# Is my HTIB system unsafe?



## music_beans (Mar 21, 2003)

Hello there.

I have one of those lower end Home-Theater-in-a-Box type systems (Durabrand HT-3918) that I currently use for TV and computer audio.

Not too long ago, I noticed the top of the subwoofer (where everything is connected to) was getting really dusty, so I took the nearest thing I had (a sock as I am in a college dorm that gets very dusty) and dusted the top off. But as I was doing that, the system started making strange noises. The first thing it did was make some sort of electronic "whoosh" sound and the audio quality became really crappy. If I tried to change the input via the remote, the speakers then started making a loud buzzing noise and the LED on the front of the subwoofer turned red. Because of this, I am seriously thinking about disconnecting the unit out of fear of safety.

Do you know what this would be caused by, and whether or not if my HTIB can be used any further without worry of it blowing up or something? The only thing I could think of is that when I was cleaning off the top of the unit with a sock, static electricity somehow affected the internals of the unit causing it to go crazy.
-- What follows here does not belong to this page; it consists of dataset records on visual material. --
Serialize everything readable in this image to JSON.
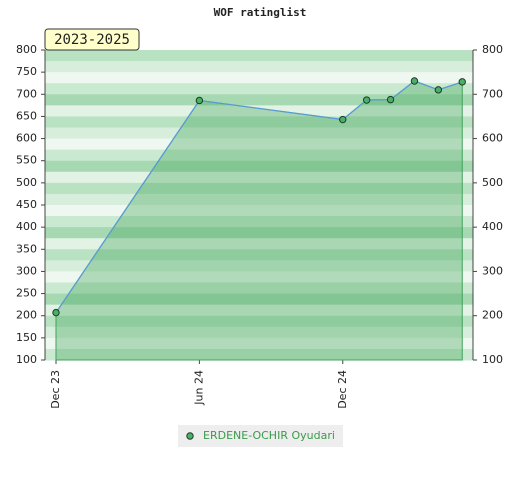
{
  "chart_data": {
    "type": "line",
    "title": "WOF ratinglist",
    "subtitle": "2023-2025",
    "x": [
      0,
      6,
      12,
      13,
      14,
      15,
      16,
      17
    ],
    "xlim": [
      -0.46,
      17.45
    ],
    "xticks": [
      {
        "value": 0,
        "label": "Dec 23"
      },
      {
        "value": 6,
        "label": "Jun 24"
      },
      {
        "value": 12,
        "label": "Dec 24"
      }
    ],
    "series": [
      {
        "name": "ERDENE-OCHIR Oyudari",
        "color": "#5b9bd5",
        "marker_color": "#4caf68",
        "values": [
          207,
          686,
          643,
          687,
          688,
          730,
          710,
          728
        ]
      }
    ],
    "ylim": [
      100,
      800
    ],
    "yticks": [
      100,
      150,
      200,
      250,
      300,
      350,
      400,
      450,
      500,
      550,
      600,
      650,
      700,
      750,
      800
    ],
    "y2lim": [
      100,
      800
    ],
    "y2ticks": [
      100,
      200,
      300,
      400,
      500,
      600,
      700,
      800
    ],
    "legend": "bottom"
  }
}
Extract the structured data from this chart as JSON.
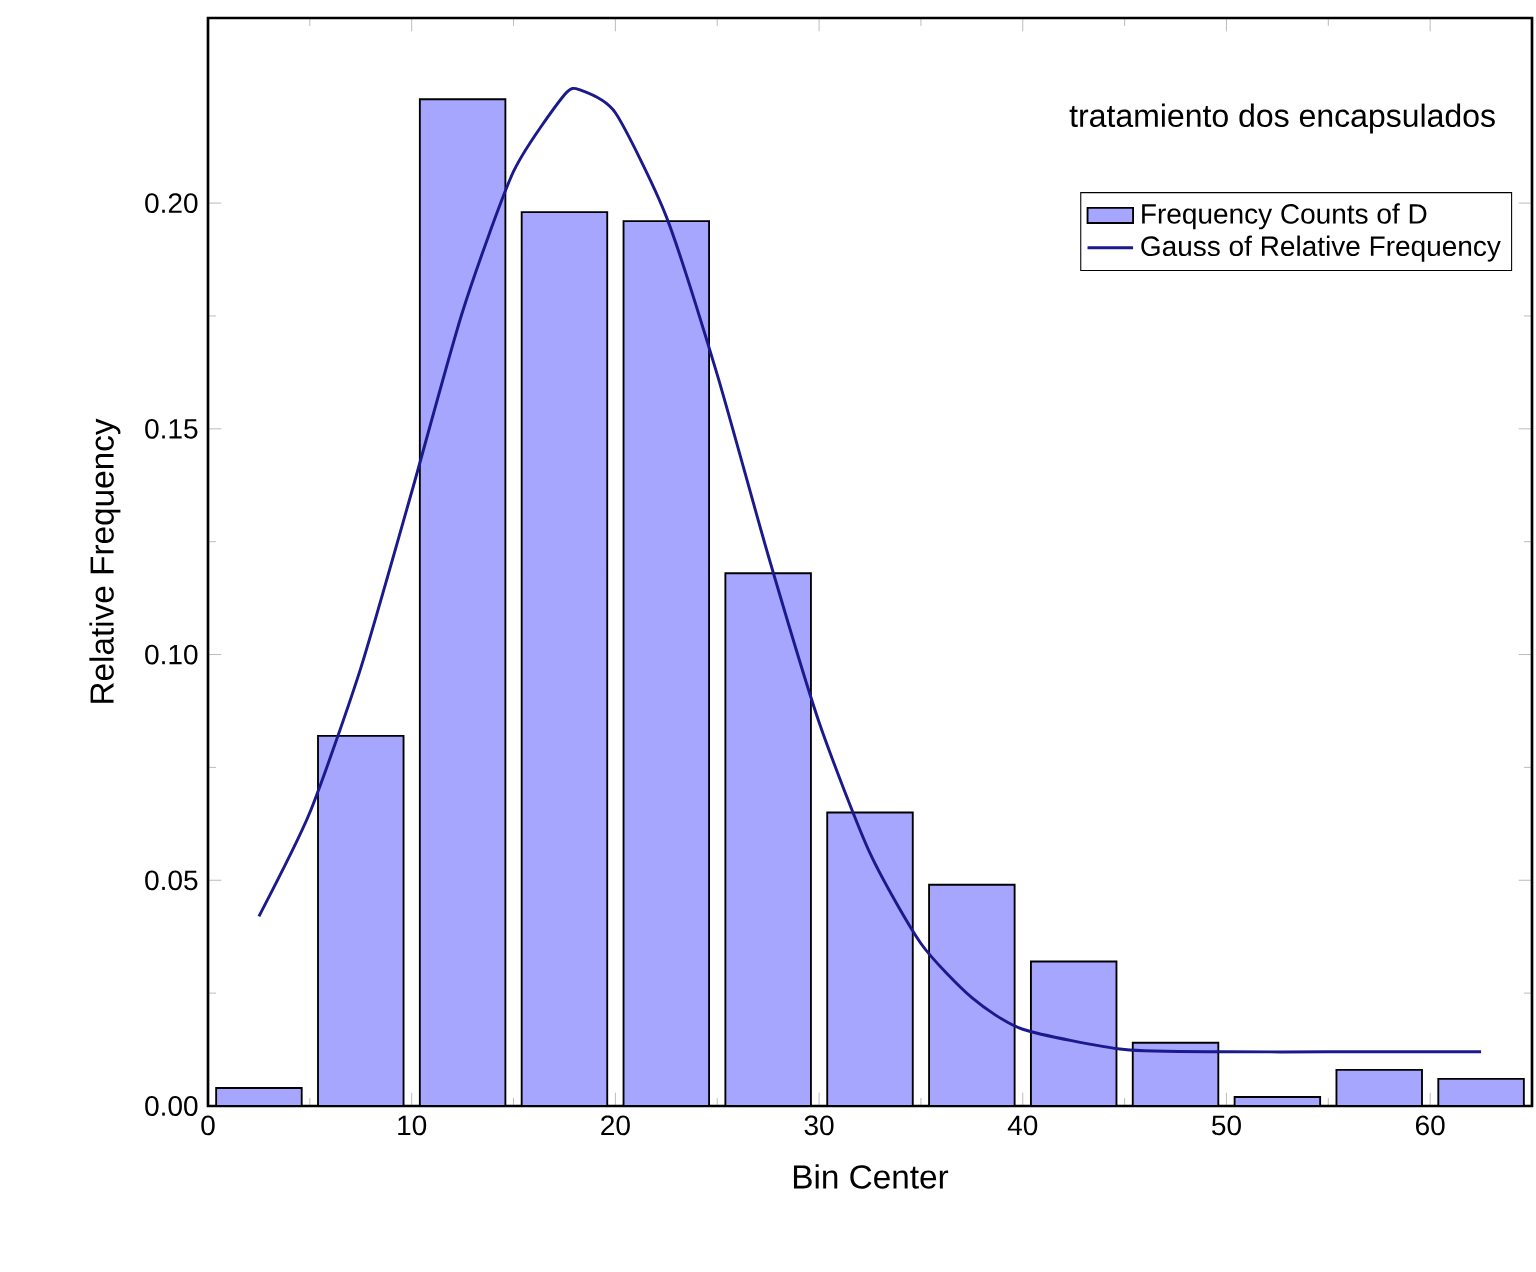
{
  "chart_data": {
    "type": "bar",
    "xlabel": "Bin Center",
    "ylabel": "Relative Frequency",
    "annotations": [
      "tratamiento dos encapsulados"
    ],
    "x": [
      2.5,
      7.5,
      12.5,
      17.5,
      22.5,
      27.5,
      32.5,
      37.5,
      42.5,
      47.5,
      52.5,
      57.5,
      62.5
    ],
    "series": [
      {
        "name": "Frequency Counts of D",
        "color": "#a6a6ff",
        "values": [
          0.004,
          0.082,
          0.223,
          0.198,
          0.196,
          0.118,
          0.065,
          0.049,
          0.032,
          0.014,
          0.002,
          0.008,
          0.006
        ]
      },
      {
        "name": "Gauss of Relative Frequency",
        "type": "line",
        "color": "#1a1a8c",
        "x": [
          2.5,
          5,
          7.5,
          10,
          12.5,
          15,
          17.5,
          18.3,
          20,
          22.5,
          25,
          27.5,
          30,
          32.5,
          35,
          37.5,
          40,
          45,
          50,
          55,
          62.5
        ],
        "values": [
          0.042,
          0.065,
          0.097,
          0.136,
          0.176,
          0.207,
          0.224,
          0.225,
          0.22,
          0.197,
          0.162,
          0.122,
          0.085,
          0.056,
          0.036,
          0.024,
          0.017,
          0.0125,
          0.012,
          0.012,
          0.012
        ]
      }
    ],
    "xlim": [
      0,
      65
    ],
    "ylim": [
      0,
      0.241
    ],
    "xticks": [
      0,
      10,
      20,
      30,
      40,
      50,
      60
    ],
    "yticks": [
      {
        "value": 0,
        "label": "0.00"
      },
      {
        "value": 0.05,
        "label": "0.05"
      },
      {
        "value": 0.1,
        "label": "0.10"
      },
      {
        "value": 0.15,
        "label": "0.15"
      },
      {
        "value": 0.2,
        "label": "0.20"
      }
    ],
    "legend": "top right"
  }
}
Any answer would be greatly appreciated.


----------



## bobukcat (Dec 20, 2005)

music_beans said:


> Hello there.
> 
> I have one of those lower end Home-Theater-in-a-Box type systems (Durabrand HT-3918) that I currently use for TV and computer audio.
> 
> ...


Unplug it for a while and then plug it back in, if it works don't worry about it, if it's not working anyway you might as well unplug it to be sure.


----------



## Yoda-DBSguy (Nov 4, 2006)

If it's a cheap Home theater in a Box; it may have speaker wires runing to the sub instead of a rca style connection. check to make sure they aren't touching eachother as everything you described can be caused by a simple short.

I say this as you stated that this happened while and maybe even after you "touched"/"cleaned" the sub.

Next time use a rag, as I'd get pissy too if you rubbed me the wrong way and with a "sock" to boot :lol:


----------



## music_beans (Mar 21, 2003)

Yoda-DBSguy said:


> If it's a cheap Home theater in a Box; it may have speaker wires runing to the sub instead of a rca style connection. check to make sure they aren't touching eachother as everything you described can be caused by a simple short.
> 
> I say this as you stated that this happened while and maybe even after you "touched"/"cleaned" the sub.
> 
> Next time use a rag, as I'd get pissy too if you rubbed me the wrong way and with a "sock" to boot :lol:


Well, I didn't have a rag with me at the time though, so I just used what I had at hand.  Though I will use a rag next time though.

The system did do the same thing when I rubbed the top with my bare hand as well. That makes me think it could just be static electricity at work. I almost forgot to mention that the system does return to normal working order after the main power switch is turned off and back on again.

And, I made sure there were no shorts in the wires leading to the subwoofer.


----------